I am far removed from the front lines of the new/emerging sexual revolution, in which sex is finally only what it's always been, what it felt like (in all our nooks and crannies, but especially in our heads) way before we decided to make promises and seek permanence. This revolution is Darwinian in its desire to gather resources, however fleeting—but it is absurdist in its conclusions, wrenched free of the grip of survival and the steady hand of what Freud, that old softie, called "the instinct to preserve living substance and to join it into ever larger units." No, we're not building civilizations any more; we've said goodbye to all that.

But the pull of survival will not be denied, at least not at the movies, where desire is punished, and sex still = death—or some kind of erasure, or a subsuming into a substance not unlike the rubbery tar surface on which Scarlett Johansson walks backward, encouraging with her body the men who slowly sink into foggy blackness, the tar softening as they walk—while she nimbly steps along—until they sink and are—what? Eaten? Transformed? It's too menacing, maybe, for it to be anything else but consumption—and for a long while that's the gothic fear the movie preys upon, as Johansson draws toward her those hapless pickups.

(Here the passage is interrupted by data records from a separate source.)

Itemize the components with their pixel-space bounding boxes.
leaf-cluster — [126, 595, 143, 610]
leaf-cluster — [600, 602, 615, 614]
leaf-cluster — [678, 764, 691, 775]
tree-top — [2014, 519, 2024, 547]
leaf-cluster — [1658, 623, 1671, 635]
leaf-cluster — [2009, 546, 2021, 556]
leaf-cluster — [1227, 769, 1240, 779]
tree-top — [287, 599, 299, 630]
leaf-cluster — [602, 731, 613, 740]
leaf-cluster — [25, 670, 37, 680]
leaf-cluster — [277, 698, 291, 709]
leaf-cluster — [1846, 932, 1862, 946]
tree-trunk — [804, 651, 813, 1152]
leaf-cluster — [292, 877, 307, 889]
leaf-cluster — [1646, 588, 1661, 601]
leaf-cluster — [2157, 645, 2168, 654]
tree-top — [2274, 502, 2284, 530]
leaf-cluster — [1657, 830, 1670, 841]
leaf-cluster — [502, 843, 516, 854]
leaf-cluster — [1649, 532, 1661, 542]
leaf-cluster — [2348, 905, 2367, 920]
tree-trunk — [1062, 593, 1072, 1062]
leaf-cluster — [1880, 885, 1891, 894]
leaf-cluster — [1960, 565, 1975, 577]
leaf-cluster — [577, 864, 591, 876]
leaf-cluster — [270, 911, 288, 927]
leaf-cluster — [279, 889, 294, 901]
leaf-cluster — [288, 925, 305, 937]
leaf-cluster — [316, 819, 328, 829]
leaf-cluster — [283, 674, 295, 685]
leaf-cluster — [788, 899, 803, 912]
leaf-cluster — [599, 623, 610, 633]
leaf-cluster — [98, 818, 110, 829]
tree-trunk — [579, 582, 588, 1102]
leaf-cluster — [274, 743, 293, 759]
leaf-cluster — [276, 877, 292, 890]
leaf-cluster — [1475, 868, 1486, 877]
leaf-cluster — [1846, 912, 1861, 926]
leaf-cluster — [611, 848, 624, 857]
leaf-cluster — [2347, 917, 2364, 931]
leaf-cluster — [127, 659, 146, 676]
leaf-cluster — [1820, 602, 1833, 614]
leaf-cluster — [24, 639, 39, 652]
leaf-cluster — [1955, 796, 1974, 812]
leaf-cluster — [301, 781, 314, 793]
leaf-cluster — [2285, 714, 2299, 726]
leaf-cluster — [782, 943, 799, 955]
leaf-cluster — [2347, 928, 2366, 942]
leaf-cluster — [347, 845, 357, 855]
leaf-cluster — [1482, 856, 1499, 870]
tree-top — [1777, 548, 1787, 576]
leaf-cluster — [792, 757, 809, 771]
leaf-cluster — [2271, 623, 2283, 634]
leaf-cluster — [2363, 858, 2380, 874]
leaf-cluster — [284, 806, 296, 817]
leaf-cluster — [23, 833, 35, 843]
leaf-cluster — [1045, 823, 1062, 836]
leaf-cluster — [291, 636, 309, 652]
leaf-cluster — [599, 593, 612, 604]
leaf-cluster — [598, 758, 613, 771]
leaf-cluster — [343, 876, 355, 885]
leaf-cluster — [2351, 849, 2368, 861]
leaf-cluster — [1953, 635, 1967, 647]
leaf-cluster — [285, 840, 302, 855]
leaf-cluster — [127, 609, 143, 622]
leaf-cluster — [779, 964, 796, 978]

All the while, though, she's gorgeously present, more beautiful than Hollywood ever asked her to be: all of her exposed and marked by the reality of living—not gauzed into pinup lusciousness but casual as a hand scooping up berries from a stone bowl 20,000 years ago, the need for sustenance joined with the need to be sustained. That's true at least for fleeting moments in Under the Skin, until the melancholy horror of appetite dashes the bowl to the ground—and brutal fire, that first building block of the "ever larger units," immolates any revolution that might have been.